Heat Shield for Cookware
Hybrid coatings based on organic polymers and silicones protect pans, exhaust pipes and wood-burning stoves equally well, and silicone resins add a special degree of heat resistance to such coatings.
Coated aluminum pans are part of the basic equipment of every kitchen: they are lightweight, inexpensive to produce and accommodate the demands of modern, health-conscious consumers – because aluminum pans require less oil than their expensive cast-iron or stainless-steel counterparts, they make it possible to prepare fish, omelets and pancakes with much less fat. Resistance to heat, however, had long been the Achilles heel of aluminum pans, which is why ambitious chefs prefer other metals for techniques such as frying steaks at high temperatures. Aluminum pans have improved in that regard too, however, as they are usually coated on the inside with polytetrafluoroethylene – known by the brand name Teflon – and on the outside with a finish based on silicone polyester resins.
“Organosilicone resins allow us to adjust the properties of coatings to match the needs of a given application quite closely.”Philipp Haas Marketing Manager at WACKER
“Aluminum pans coated on the outside with silicone polyester resins can remain stable at temperatures of up to 250 °C for relatively long periods of time – even up to 300 °C for short periods,” says Walter Göblmeier, a technical service engineer in the WACKER SILICONES Plastics & Coatings business team in Burghausen. He added that, in contrast, heat resistance is limited in conventional surface coating resins based on purely organic polymers, but improves markedly when silicones and polyester resins are bound chemically.

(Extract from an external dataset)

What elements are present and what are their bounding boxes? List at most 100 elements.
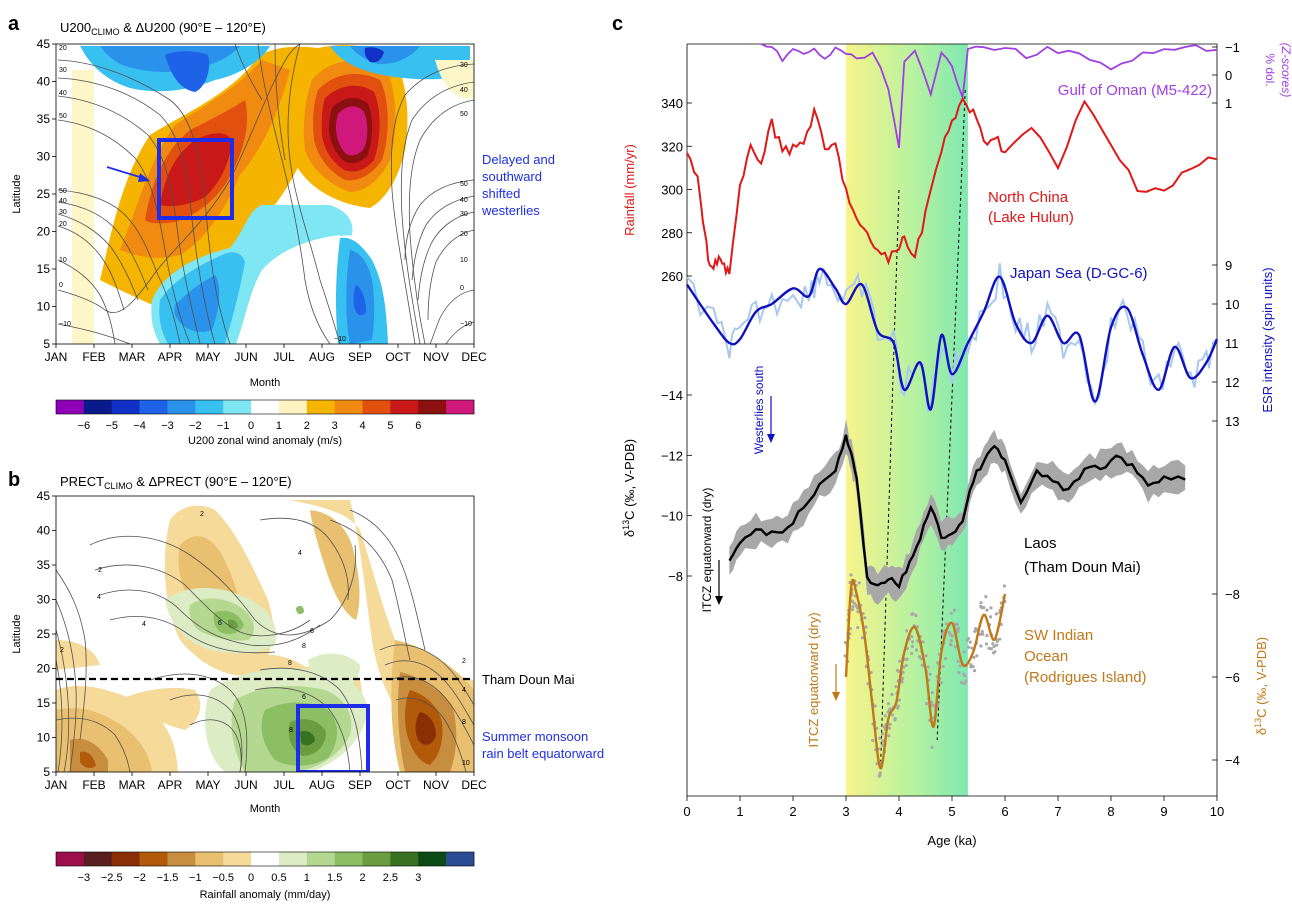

Crosslinking takes place during baking, where the applied coating layer, once it has evaporated, is heated to between 250 °C and 280 °C for around 10 to 15 minutes. Used as a binder, the organosilicone resin envelops the solid particles in the coating – pigments and fillers – and binds them together and to the substrate. This forms a strong coating, which protects the treated object against external influences.